Printer vendor is installing a rooftop solar energy system on its headquarters building in California.

Lamont Wood, Contributor

November 29, 2010

1 Min Read

Printer vendor is installing a rooftop solar energy system on its headquarters building in California.Printer vendor Ricoh has announced that it is installing a rooftop solar energy system for its headquarters building in Tustin, Calif.. The conglomerate has two facilities in Japanese with solar power but this is its first in California.

The system should supply 10 percent of the building's energy, or 350,000 kilowatt-hours. It is expected to save Ricoh $56,000 per year and reduce its CO2 emissions by 98.1 metric tones yearly.

The sad fact is that stories like this are news-the day ought to come when, if you have flat roof, you put solar power generators on it as a matter of course, like putting overlapping shingles on a sloped roof as a matter of course.
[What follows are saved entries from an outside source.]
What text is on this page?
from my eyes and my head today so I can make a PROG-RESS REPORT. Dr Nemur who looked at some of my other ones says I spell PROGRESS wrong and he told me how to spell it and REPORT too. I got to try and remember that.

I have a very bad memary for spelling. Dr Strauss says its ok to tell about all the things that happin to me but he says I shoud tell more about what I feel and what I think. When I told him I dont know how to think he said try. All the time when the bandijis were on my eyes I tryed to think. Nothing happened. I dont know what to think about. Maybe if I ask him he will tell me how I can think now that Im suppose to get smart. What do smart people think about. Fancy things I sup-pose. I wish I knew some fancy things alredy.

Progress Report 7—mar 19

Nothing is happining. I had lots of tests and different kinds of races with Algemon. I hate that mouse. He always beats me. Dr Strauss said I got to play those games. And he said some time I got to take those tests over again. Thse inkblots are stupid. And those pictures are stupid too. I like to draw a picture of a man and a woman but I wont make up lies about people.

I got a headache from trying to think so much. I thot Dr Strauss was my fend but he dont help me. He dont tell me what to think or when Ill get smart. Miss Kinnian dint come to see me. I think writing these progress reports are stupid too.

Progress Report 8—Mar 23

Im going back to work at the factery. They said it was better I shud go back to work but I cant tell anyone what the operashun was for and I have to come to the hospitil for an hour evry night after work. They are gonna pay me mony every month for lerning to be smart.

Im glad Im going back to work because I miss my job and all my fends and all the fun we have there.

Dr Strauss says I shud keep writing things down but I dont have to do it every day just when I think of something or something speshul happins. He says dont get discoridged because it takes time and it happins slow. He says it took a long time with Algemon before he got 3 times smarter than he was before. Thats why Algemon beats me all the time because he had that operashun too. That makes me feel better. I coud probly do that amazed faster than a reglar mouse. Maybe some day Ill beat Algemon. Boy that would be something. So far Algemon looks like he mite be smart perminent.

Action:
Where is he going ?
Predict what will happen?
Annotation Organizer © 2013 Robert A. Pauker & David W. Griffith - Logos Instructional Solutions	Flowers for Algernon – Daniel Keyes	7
The reason that day has not come is because of the gap between the price of grid power and solar power. The national average for a kilowatt hour from the grid is a little over 10 cents, and the cost of solar power is four times that. Hopefully this will change in the foreseeable future-by solar coming down rather than grid prices going up.

In the meantime, government subsidies and tax breaks can close the gap-and Japan and California are famous for granting them. And if that puts a different light on Ricoh's actions in Japan and California, I think it's unfair. What counts is commitment, and Ricoh has shown some. If two separate governments reward them, so much the better.

And, some day, hopefully, it won't be news.